Marshall se fijó en que Ekberg arrugaba la nariz.
—Lo siento —dijo, riéndose—. Yo también tardé una semana en acostumbrarme a este olor. ¿A quién se le ocurriría pensar que una base en el Ártico huela como la sentina de un barco? Bien, vamos a que la inscriban.
Cruzaron el patio hasta la ventanilla de cristal.
—Tad —dijo Marshall a guisa de saludo.
El hombre de detrás del cristal contestó con un gesto de la cabeza. Era alto, joven y pelirrojo, con el pelo casi rapado, y llevaba la insignia de soldado del cuerpo de ingenieros.
—Doctor Marshall.
—Te presento a Kari Ekberg. Se ha adelantado al resto del equipo del documental. —Marshall se volvió hacia Ekberg—. Tad Phillips.
El soldado la miró con un interés mal disimulado.
—Nos han informado esta mañana. Si me hace el favor de firmar, señora Ekberg…
Pasó un sujetapapeles por una ranura situada en la base del panel de cristal. Ella firmó en la línea que le señalaba y se lo devolvió. Phillips anotó la hora y la fecha y dejó el sujetapapeles.
—¿Le explicará usted dónde está todo y cuáles son las zonas de libre acceso?
—Descuida —dijo Marshall.
Phillips asintió con la cabeza y, después de echar un último vistazo a Ekberg, volvió a mirar el libro que estaba leyendo. Sully llevó al grupo a una escalera por la que empezaron a bajar.
—Al menos aquí dentro hace calor —dijo Ekberg.
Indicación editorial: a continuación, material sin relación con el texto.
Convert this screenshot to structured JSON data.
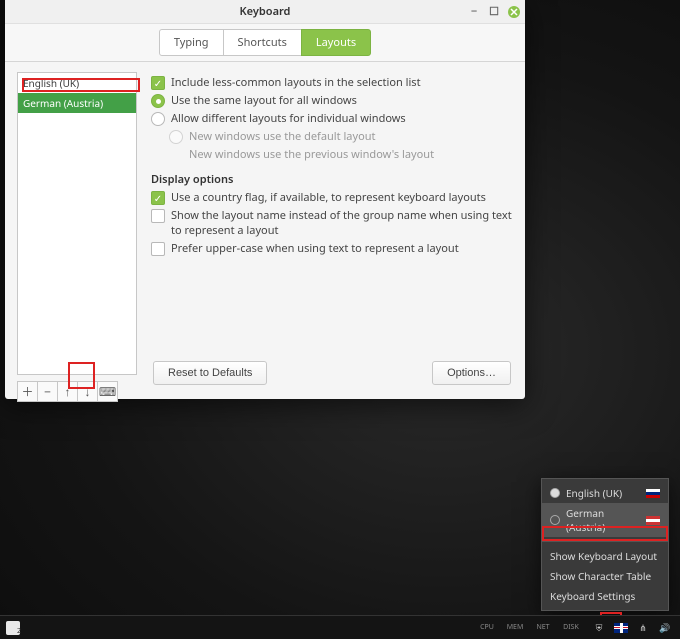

—Solo en los niveles altos —precisó Sully—. Los demás están en temperatura de mantenimiento.
—¿Qué ha querido decir con «zonas de Ubre acceso»?
—Esta parte de la base, la central, de cinco pisos, es donde vivían los oficiales y donde se hacía gran parte de la vigilancia —dijo Marshall—. Aquí podemos movernos sin restricciones, aunque no hemos tenido mucho tiempo ni ganas de investigar. En el ala sur, que es donde se guardaban y se mantenían casi todos los ordenadores y el resto del equipo, el acceso está restringido. Es donde viven los reclutas. A nosotros nos dejan entrar en los niveles superiores. El ala norte nos está prohibida.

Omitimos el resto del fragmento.